I, for one, would volunteer to help...

Peter
 
whsbpb said:
GTD doesn't solve that problem. The simple fact is, it is entirely possible for the length of a person's NA lists to continue to grow, and for some tasks never to get done. Having clear visibility of that is better than having a nagging suspicion about it. But simply not having it happen is best of all. And even relegating stuff to a Someday/Maybe list won't help (and isn't always appropriate). Having a Someday/Maybe list that grows and grows, is not, as far as I can see, a Good Thing.

And no amount of management of tasks will solve that if the management starts only after tasks enter the system. The trick seems to be, to stop some tasks entering in the first place. To say "no", I guess.
Very True!

This is precisely the point that GTD makes it possible to be at. If you don't have a clear picture of what you have already agreed to have IN your life, you are always tempted to say yes, and add stress, as in another thing you 'should' do.

What GTD does is give you a method (reviews) and a place (Someday/Maybe lists, NA, Project lists) to look at something new, look at something old, and decide, what needs to come out, before you can accept this new goal.
In putting everything in it's place, sometimes you have to make a decision as to whether a goal really needs to be in your life at all. In your review, you have to make the hard decisions, 'If I allow this to come in, these have to go out.' You have to agree with yourself, that 'these' go out.

The hope is that as you make an agreement with yourself that 'these' go out, you leave yourself healthier, happier, and with a mind like water, that responds appropriately to what you've agreed to being in your life.

Someday/Maybe is a placeholder to allow you to slide these things out of your life.
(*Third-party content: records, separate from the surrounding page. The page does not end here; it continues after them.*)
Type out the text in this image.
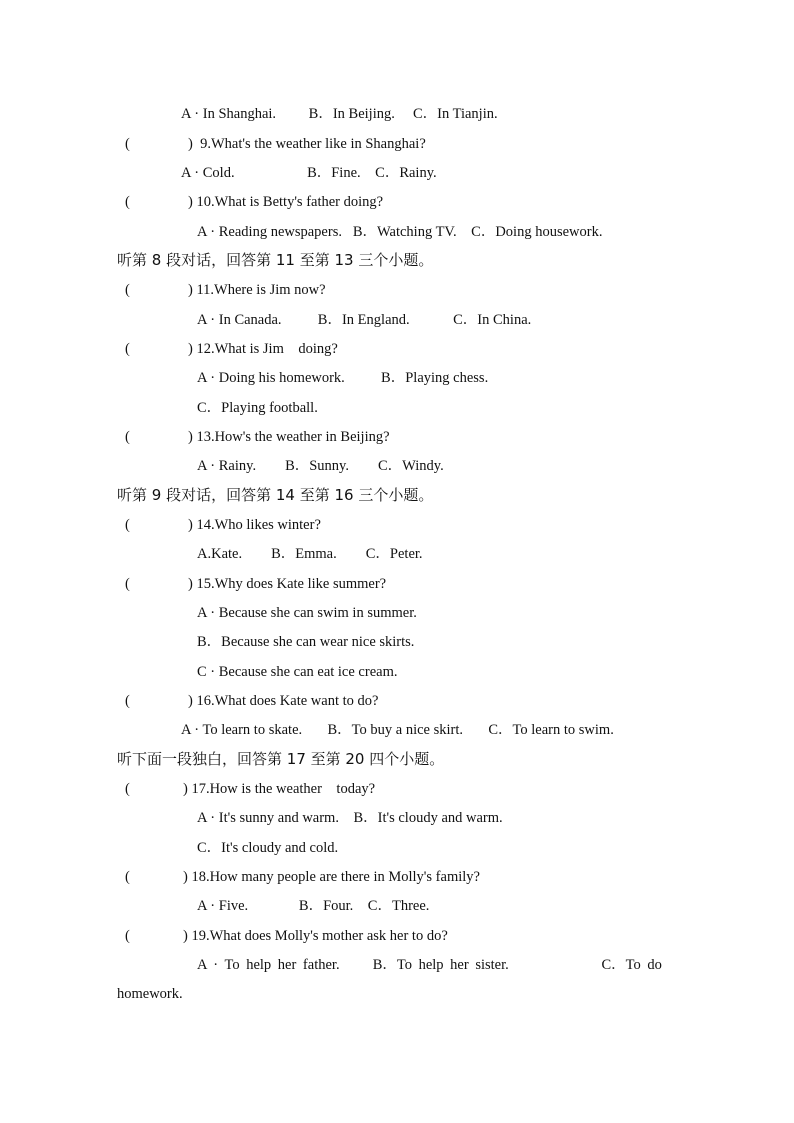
A · In Shanghai.         B．In Beijing.     C．In Tianjin.
(	)  9.What's the weather like in Shanghai?
A · Cold.                    B．Fine.    C．Rainy.
(	) 10.What is Betty's father doing?
A · Reading newspapers.   B．Watching TV.    C．Doing housework.
听第 8 段对话，回答第 11 至第 13 三个小题。
(	) 11.Where is Jim now?
A · In Canada.          B．In England.            C．In China.
(	) 12.What is Jim    doing?
A · Doing his homework.          B．Playing chess.
C．Playing football.
(	) 13.How's the weather in Beijing?
A · Rainy.        B．Sunny.        C．Windy.
听第 9 段对话，回答第 14 至第 16 三个小题。
(	) 14.Who likes winter?
A.Kate.        B．Emma.        C．Peter.
(	) 15.Why does Kate like summer?
A · Because she can swim in summer.
B．Because she can wear nice skirts.
C · Because she can eat ice cream.
(	) 16.What does Kate want to do?
A · To learn to skate.       B．To buy a nice skirt.       C．To learn to swim.
听下面一段独白，回答第 17 至第 20 四个小题。
(	) 17.How is the weather    today?
A · It's sunny and warm.    B．It's cloudy and warm.
C．It's cloudy and cold.
(	) 18.How many people are there in Molly's family?
A · Five.              B．Four.    C．Three.
(	) 19.What does Molly's mother ask her to do?
A · To help her father.     B．To help her sister.              C．To do
homework.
OR, as you finish with your previous agreements, see the way to allow something you want back in.
 
David had a neat insight...

into this particular issue. If i may paraphrase, it went something like this (from GTD Fast): If you are getting paid to do a job, and don't know what is on your plate, your *integrity* will require you to say yes when you are asked to do more work. If you do know what is on your plate, then your *integrity* will require you to renegotiate when you are asked to take on more work that you can actually accomplish."

I thought that was a subtle, and very helpful insight.

Regards,
Gordon
 
Okay, to blow the airline analogy a little more . . .

I presume the queues you describe relate in some way to the "priority" of the NA in the various lines. However, as DA notes, the priority we assign to tasks may change "moment to moment". So, unlike people in line at the airport, your NAs can jump from queue to queue.

I apologize if this has been mentioned earlier, but the three-part, bottom-line answer to your problem is: the weekly review, the weekly review, and the weekly review.

Your concern about your lists getting too long is the fear that something will get "lost" on your list. This won't happen if you revisit your entire lists at least once a week. Further, as was mentioned earlier, with the consistent habit of a comprehensive weekly review in place, you'll feel comfortable dropping some NAs down to Someday/Maybe. If you know you realistically won't get to them in the next 7 days, but that you'll absolutely have them in front of your face in the next weekly review, there should be no fear in parking them on the Someday/Maybe list and focusing on what you need to get done.

Finally, again assuming your queues roughly equate to "priority", I'd suggest you're trying to organize based upon the one filter that can't be easily systemitized ahead of time. While the URGENCY of an item (in terms of the deadline) doesn't change, the IMPORTANCE of the item changes all the time. As DA says on the CDs, when your brain is burnt toast, the most important thing to do might be to fill your stapler or water your plants. But you won't know that until your in the moment.